Perhaps there was an easier lighter-weight way of doing this? In the old old days there was a text browser called Lynx - so perhaps there’s some modern iteration that could have done this job?
Edit: There is an easier lighter-weight way of doing this!
Thanks to @SteveTech@programming.dev, @Dewege@feddit.org and others who mentioned ‘ssh tunneling’ - TIL I could just connect a local port (8080 in my case) to port 80 on the router (192.168.1.1:80 in my case) via the VM I have ssh access to over tailscale (thirdbreakfast@100.126.38.117) with:
ssh -L 8080:192.168.1.1:80 thirdbreakfast .126.38.117
ssh -L <local port to use>:<remote machine to access with port> <ssh address of jump machine>
When executed, that looks like I’ve just ssh’ed into that machine, but until I log out of that connection I can open up 127.0.0.1:8080 in my browser and I’m in the router’s web interface - still a tiny bit of lag, but way smoother experience with less carry on.
Amazeballs.
sshuttle
does exactly that. It’s basically a VPN that uses SSH tunnelling. If you have a host in the same network as the target machine, and you can SSH into it,sshuttle
can route all TCP traffic between you and the target (or a subnet) through the host without having to bind local ports manually.Oh man this looks so much simpler than having to Google/man page how to ssh tunnel every 8-10 months.

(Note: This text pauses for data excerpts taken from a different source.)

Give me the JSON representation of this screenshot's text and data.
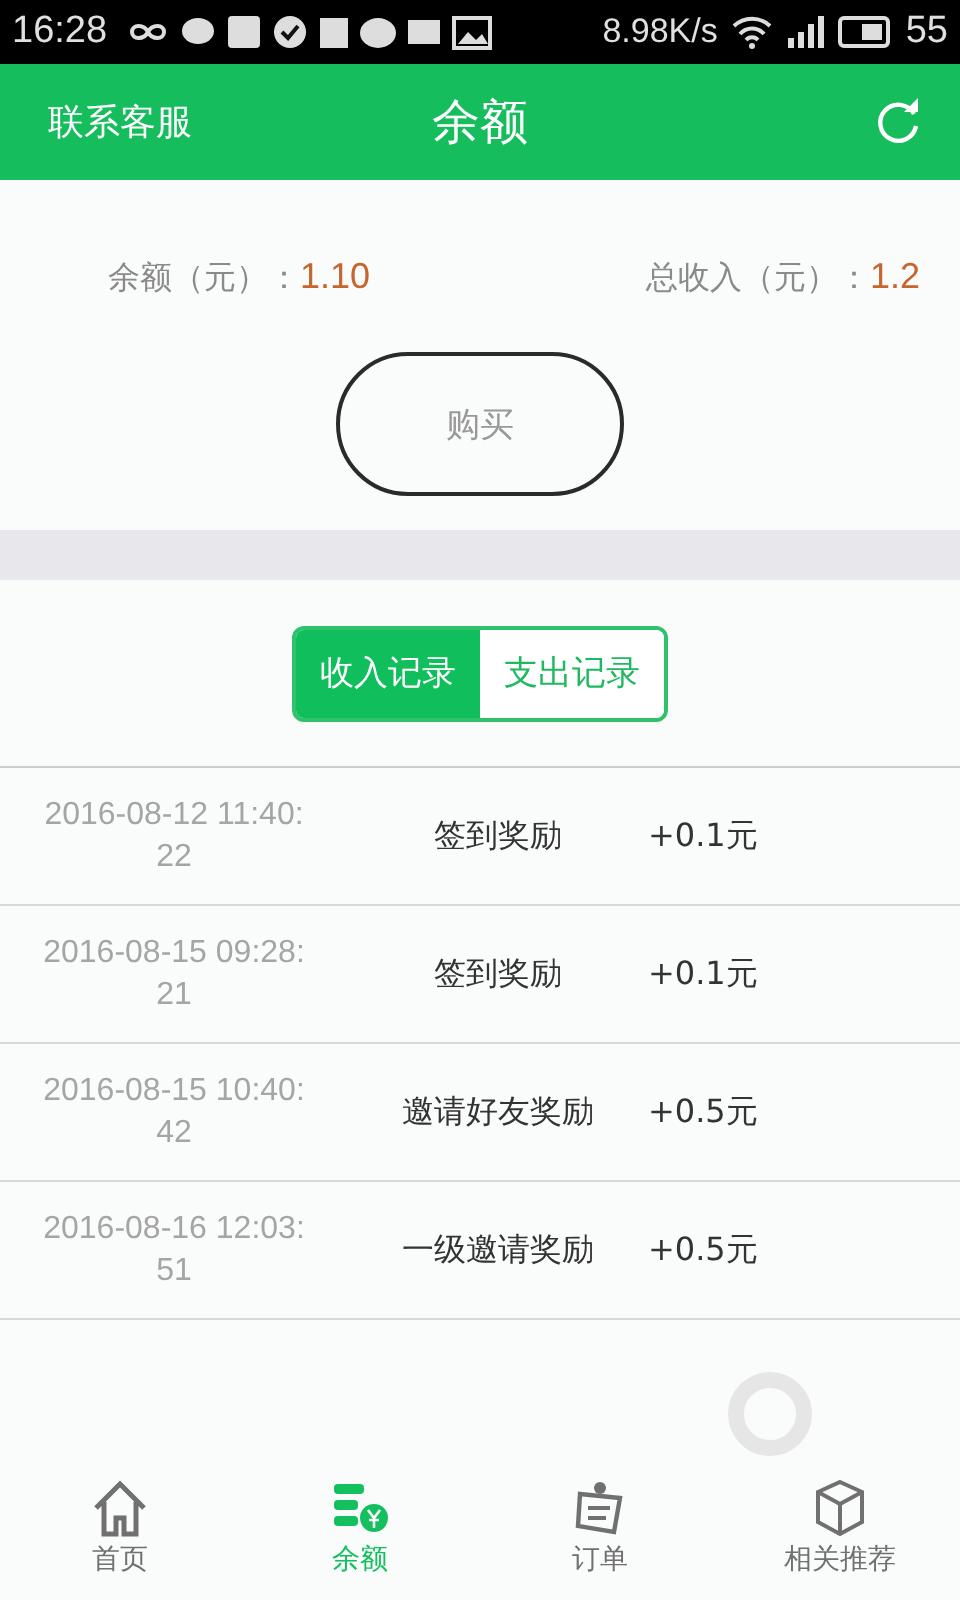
{
  "status_bar": {
    "time": "16:28",
    "speed": "8.98K/s",
    "battery": "55"
  },
  "header": {
    "left": "联系客服",
    "title": "余额"
  },
  "summary": {
    "balance_label": "余额（元）：",
    "balance": "1.10",
    "income_label": "总收入（元）：",
    "income": "1.2",
    "buy": "购买"
  },
  "tabs": [
    {
      "label": "收入记录",
      "selected": true
    },
    {
      "label": "支出记录",
      "selected": false
    }
  ],
  "records": [
    {
      "time": "2016-08-12 11:40:22",
      "event": "签到奖励",
      "amount": "+0.1元"
    },
    {
      "time": "2016-08-15 09:28:21",
      "event": "签到奖励",
      "amount": "+0.1元"
    },
    {
      "time": "2016-08-15 10:40:42",
      "event": "邀请好友奖励",
      "amount": "+0.5元"
    },
    {
      "time": "2016-08-16 12:03:51",
      "event": "一级邀请奖励",
      "amount": "+0.5元"
    }
  ],
  "nav": [
    {
      "label": "首页",
      "kind": "home",
      "selected": false
    },
    {
      "label": "余额",
      "kind": "coins",
      "selected": true
    },
    {
      "label": "订单",
      "kind": "order",
      "selected": false
    },
    {
      "label": "相关推荐",
      "kind": "box",
      "selected": false
    }
  ]
}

This was my first thought. I’m actually using this right now to set up WireGuard at my house so I can tunnel there from a remote location on several devices that don’t have ssh accounts on the target.
Next in line is
ssh -D 9999 remotehost
which opens a socks5 proxy on localhost:9999 that tunnels all connections through the remote host. This is especially rad with proxy.pac https://developer.mozilla.org/en-US/docs/Web/HTTP/Guides/Proxy_servers_and_tunneling/Proxy_Auto-Configuration_PAC_fileAnd next in line is
ssh -L 9999:target_host:80
(or whatever) which tunnels 127.0.0.1:9999 to target_host:80.